LSB, 2 de Junho de 2015

LSB

Cabelo cor-de-rosa

texto Bernardo Álvares fotografia Nuno Martins

O trio sueco apresentou na Culturgest um concerto cheio de contrastes. Que é como dizer: esteve entre o tédio e o efeito causado pela passagem de uma rapariga com cabeça rosa shocking…

LSB é um trio sueco, formado por Fredrik Ljungkvist no saxofone alto e no clarinete, Raymond Strid na bateria e Johan Berthling no contrabaixo. Dois dias antes, o último apresentara também em Lisboa o seu disco “Casa Futuro” (Clean Feed), partilhado com os portugueses Pedro Sousa e Gabriel Ferrandini. Como explicou Ljungkvist numa intervenção falada a meio do concerto, começaram a tocar juntos em 1997, mas fazem-no pouco em cada ano – todos eles estão envolvidos em inúmeros outros projectos.
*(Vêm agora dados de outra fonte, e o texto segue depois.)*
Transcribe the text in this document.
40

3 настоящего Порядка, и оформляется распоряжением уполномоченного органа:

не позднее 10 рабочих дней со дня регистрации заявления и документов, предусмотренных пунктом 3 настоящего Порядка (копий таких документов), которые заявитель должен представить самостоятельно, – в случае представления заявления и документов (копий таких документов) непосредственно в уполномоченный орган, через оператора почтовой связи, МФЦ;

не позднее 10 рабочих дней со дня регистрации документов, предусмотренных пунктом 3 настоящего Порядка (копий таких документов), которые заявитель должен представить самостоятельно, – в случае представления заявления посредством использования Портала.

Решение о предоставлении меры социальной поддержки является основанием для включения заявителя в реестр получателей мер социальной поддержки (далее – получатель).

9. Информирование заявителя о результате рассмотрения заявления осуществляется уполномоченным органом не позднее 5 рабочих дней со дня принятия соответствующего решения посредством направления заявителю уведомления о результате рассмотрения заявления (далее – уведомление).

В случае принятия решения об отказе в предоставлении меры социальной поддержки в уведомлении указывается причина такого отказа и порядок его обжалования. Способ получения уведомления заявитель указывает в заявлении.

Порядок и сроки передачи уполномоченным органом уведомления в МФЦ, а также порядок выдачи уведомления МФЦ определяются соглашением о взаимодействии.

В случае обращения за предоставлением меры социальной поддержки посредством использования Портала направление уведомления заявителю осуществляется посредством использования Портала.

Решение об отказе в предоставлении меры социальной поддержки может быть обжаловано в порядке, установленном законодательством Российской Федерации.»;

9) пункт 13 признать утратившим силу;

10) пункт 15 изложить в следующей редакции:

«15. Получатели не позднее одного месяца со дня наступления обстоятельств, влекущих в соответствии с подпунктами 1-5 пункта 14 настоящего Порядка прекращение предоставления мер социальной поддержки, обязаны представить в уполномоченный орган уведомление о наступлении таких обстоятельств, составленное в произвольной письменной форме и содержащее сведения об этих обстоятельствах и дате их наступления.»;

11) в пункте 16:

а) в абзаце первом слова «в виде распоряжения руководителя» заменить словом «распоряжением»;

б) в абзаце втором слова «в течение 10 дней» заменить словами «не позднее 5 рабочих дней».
Por isso, decerto, se sentiu um certo relaxamento por parte do grupo, que talvez não faça assim tanta questão de existir.

A actuação no Pequeno Auditório da Culturgest, a 28 de Maio, começou com um “swing” derretido, com Strid, o dominador dO ritmo, a puxar a música para trás. Apesar de ser tudo improvisado e de até ter havido uns momentos de indignação nos beiços de Ljungkvist, a irrepreensível preocupação tímbrica por vezes levava-os para um registo meloso mais próximo dos seus conterrâneos E.S.T. do que aquilo que se espera ouvir num concerto de free.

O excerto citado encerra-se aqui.